（TOJ1192）A + B Problem II

描述

I have a very simple problem for you. Given two integers A and B, your job is to calculate the Sum of A + B.

输入

The first line of the input contains an integer T(1<=T<=20) which means the number of test cases. Then T lines follow, each line consists of two positive integers, A and B. Notice that the integers are very large, that means you should not process them by using 32-bit integer. You may assume the length of each integer will not exceed 1000.

输出

For each test case, you should output two lines. The first line is "Case #:", # means the number of the test case. The second line is the an equation "A + B = Sum", Sum means the result of A + B. Note there are some spaces int the equation.
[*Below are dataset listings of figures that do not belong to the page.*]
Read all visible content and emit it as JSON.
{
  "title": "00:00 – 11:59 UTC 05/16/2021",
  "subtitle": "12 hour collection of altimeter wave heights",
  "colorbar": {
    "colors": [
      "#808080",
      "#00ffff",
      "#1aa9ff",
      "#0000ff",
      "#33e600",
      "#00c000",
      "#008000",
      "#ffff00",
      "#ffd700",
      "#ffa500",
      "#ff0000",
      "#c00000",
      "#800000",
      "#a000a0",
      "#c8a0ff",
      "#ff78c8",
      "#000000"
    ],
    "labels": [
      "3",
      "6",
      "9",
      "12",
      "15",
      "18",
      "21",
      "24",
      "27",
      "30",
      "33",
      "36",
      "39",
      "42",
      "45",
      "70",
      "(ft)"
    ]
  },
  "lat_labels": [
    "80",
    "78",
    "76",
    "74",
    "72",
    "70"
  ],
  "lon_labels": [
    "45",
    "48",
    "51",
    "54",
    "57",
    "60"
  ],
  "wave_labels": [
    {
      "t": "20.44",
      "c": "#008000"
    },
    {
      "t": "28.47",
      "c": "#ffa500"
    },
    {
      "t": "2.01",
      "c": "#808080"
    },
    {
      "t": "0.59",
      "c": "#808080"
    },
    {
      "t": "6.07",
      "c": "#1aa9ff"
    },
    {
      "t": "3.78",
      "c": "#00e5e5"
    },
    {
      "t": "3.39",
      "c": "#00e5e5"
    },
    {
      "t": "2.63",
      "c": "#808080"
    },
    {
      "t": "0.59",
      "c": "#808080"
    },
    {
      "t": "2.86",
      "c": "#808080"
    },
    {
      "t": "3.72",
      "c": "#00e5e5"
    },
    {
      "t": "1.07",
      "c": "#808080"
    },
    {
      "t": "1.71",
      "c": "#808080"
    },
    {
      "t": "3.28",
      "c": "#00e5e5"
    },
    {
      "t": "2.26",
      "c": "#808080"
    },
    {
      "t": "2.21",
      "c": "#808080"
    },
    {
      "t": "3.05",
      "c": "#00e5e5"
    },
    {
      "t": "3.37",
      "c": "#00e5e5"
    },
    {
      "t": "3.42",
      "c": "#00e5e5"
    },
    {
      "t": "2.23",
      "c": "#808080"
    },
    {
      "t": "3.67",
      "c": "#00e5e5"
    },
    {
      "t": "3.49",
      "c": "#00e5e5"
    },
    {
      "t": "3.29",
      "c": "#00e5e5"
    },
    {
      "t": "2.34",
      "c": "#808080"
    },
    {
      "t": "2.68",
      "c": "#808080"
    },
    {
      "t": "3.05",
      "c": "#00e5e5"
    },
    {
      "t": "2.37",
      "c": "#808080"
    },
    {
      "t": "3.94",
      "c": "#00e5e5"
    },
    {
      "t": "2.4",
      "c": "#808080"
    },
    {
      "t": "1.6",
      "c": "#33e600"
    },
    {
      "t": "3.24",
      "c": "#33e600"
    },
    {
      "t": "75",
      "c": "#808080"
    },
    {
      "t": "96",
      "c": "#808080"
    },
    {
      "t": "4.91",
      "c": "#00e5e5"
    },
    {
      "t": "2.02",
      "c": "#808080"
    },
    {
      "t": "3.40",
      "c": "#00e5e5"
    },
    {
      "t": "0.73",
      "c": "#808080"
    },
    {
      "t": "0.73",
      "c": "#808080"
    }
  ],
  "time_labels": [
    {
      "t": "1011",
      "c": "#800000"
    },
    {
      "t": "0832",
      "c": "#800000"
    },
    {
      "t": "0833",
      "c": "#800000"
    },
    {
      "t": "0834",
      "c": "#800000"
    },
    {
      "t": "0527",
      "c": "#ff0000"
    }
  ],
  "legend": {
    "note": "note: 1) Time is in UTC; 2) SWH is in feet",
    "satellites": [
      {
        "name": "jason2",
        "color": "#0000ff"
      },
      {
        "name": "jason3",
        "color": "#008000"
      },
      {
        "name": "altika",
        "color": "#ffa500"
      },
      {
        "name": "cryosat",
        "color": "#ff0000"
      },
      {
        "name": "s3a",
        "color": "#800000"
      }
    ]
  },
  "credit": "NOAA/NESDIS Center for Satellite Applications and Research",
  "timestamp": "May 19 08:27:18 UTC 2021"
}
Output a blank line between two test cases.

样例输入

2
1 2
112233445566778899 998877665544332211

样例输出

Case 1:
1 + 2 = 3

Case 2:
112233445566778899 + 998877665544332211 = 1111111111111111110

#include<stdio.h>
#include<string.h>
#include<ctype.h>
#include<math.h>

char a[1001],b[1001];

void deal(char *s1, char *s2)
{
    int len1,len2,i,t,flag;
    char *p,*q;
    int c[1003]={0};
    len1=strlen(s1); len2=strlen(s2);
    i=t=flag=0;
    printf("%s + ",a);
    printf("%s = ",b);
    p=strrev(s1);
    q=strrev(s2);
    while(*p || *q){
        if(*p) t+=*p-'0';
        if(*q) t+=*q-'0';
        t+=flag;
        if(t>=10){t=t%10; c[i++]=t; flag=1;}
        else {c[i++]=t; flag=0;}
        p++; q++;
        t=0;
    }
    if(flag) c[i]+=1;
    else i--;

    for(; i>=0; i--){
        printf("%d",c[i]);
    }
}

void solve()
{
    int i,n,t;
    i=1;
    scanf("%d",&n);
    t=n;
    getchar();
    while(n--){
        scanf("%s",a);  scanf("%s",b);
        printf("Case %d:\n",i);
        deal(a,b);
        if(i!=t) printf("\n\n");
        else printf("\n");
        i++;
        memset(a,'\0',strlen(a)*sizeof(char));
        memset(b,'\0',strlen(b)*sizeof(char));
    }
}

int main()
{
    solve();
    return 0;
}